DRAKE: And I had my broom, I brushed off her entire car. And she said, will you now come and plow my driveway? And I said, no.

REILLY: The grind of last winter is still fresh in Bruce Maurer's mind too.

BRUCE MAURER: It's - the toughest part of plowing is between 2 and daylight. Your eyes are completely tired 'cause there's snow coming at you. That really tires you out.

REILLY: Maurer co-owns a landscaping and construction firm in Sudbury, Mass. He recalls huge storms that stretched on and on, working 28 hours straight. And then when it was over, total exhaustion. He went to Florida to recover.

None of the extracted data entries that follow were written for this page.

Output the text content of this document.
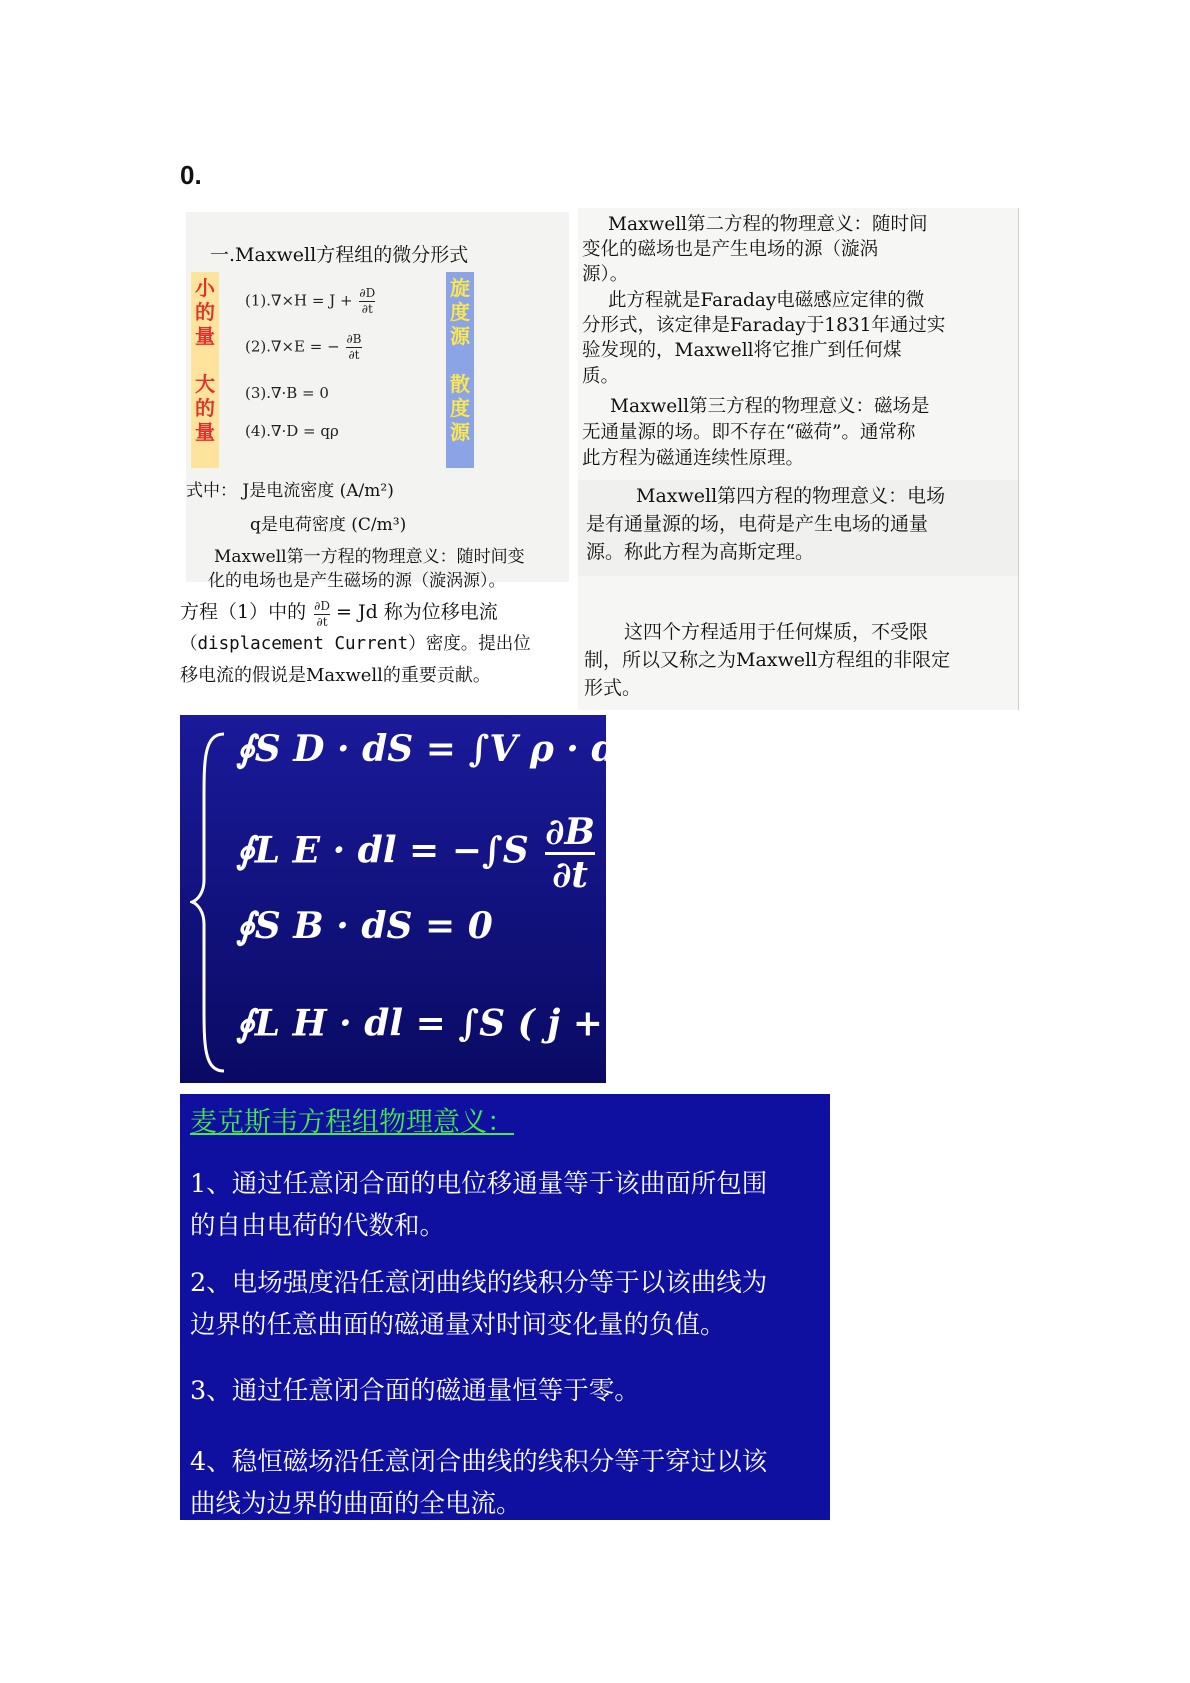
0.
一.Maxwell方程组的微分形式
小
的
量
大
的
量
旋
度
源
散
度
源
$(1).\nabla\times H = J + \frac{\partial D}{\partial t}$
(2).∇×E = − $\frac{\partial B}{\partial t}$
(3).∇·B = 0
(4).∇·D = qρ
式中： J是电流密度 (A/m²)
q是电荷密度 (C/m³)
Maxwell第一方程的物理意义：随时间变
化的电场也是产生磁场的源（漩涡源）。
方程（1）中的 $\frac{\partial D}{\partial t} = Jd$ 称为位移电流
（displacement Current）密度。提出位
移电流的假说是Maxwell的重要贡献。
Maxwell第二方程的物理意义：随时间
变化的磁场也是产生电场的源（漩涡
源）。
此方程就是Faraday电磁感应定律的微
分形式，该定律是Faraday于1831年通过实
验发现的，Maxwell将它推广到任何煤
质。
Maxwell第三方程的物理意义：磁场是
无通量源的场。即不存在“磁荷”。通常称
此方程为磁通连续性原理。
Maxwell第四方程的物理意义：电场
是有通量源的场，电荷是产生电场的通量
源。称此方程为高斯定理。
这四个方程适用于任何煤质，不受限
制，所以又称之为Maxwell方程组的非限定
形式。
∮S D · dS = ∫V ρ · dV
∮L E · dl = $-\int S \frac{\partial B}{\partial t}$ · dS
∮S B · dS = 0
∮L H · dl = ∫S ( $j + \frac{\partial D}{\partial t}$ ) · dS
麦克斯韦方程组物理意义：
1、通过任意闭合面的电位移通量等于该曲面所包围
的自由电荷的代数和。
2、电场强度沿任意闭曲线的线积分等于以该曲线为
边界的任意曲面的磁通量对时间变化量的负值。
3、通过任意闭合面的磁通量恒等于零。
4、稳恒磁场沿任意闭合曲线的线积分等于穿过以该
曲线为边界的曲面的全电流。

MAURER: Me? It took me two days. I just wanted to sleep. I didn't want to go on the beach. I didn't want to do anything. I just wanted to sleep.

REILLY: While Maurer and Drake both hope this winter isn't quite as intense, they say they're ready to plow whatever snow falls. But some plow drivers are ready to walk away.

JASON GARDNER: If it snows again like it did last winter, I will quit. You will find the truck on the side of the road running, and I will be done, never to be seen again.

REILLY: Jason Gardner is one of Drake's employees.

GARDNER: Plowing is awful. It's absolutely awful. People out there, they think you're out there getting rich, and you're not. You're out there - you're making an honest living, but try sitting in one of these trucks for 35-40 hours at a time with no sleep. I like to tuck my kids in at night. I have two beautiful little girls and then not seeing them for a couple of days stinks.

REILLY: Of course, if the Boston area gets another winter like the last one, residents will need every plow driver they can get. So here's a gentle request from Rob Drake.

DRAKE: Everybody likes attaboys - just a wave, a smile, a thank you. I can be your hero on one storm, and I can suck the next storm. I can only get there so fast. So, yeah, any attaboy is good. We all like to feel appreciated.

REILLY: For NPR News, I'm Adam Reilly in Boston.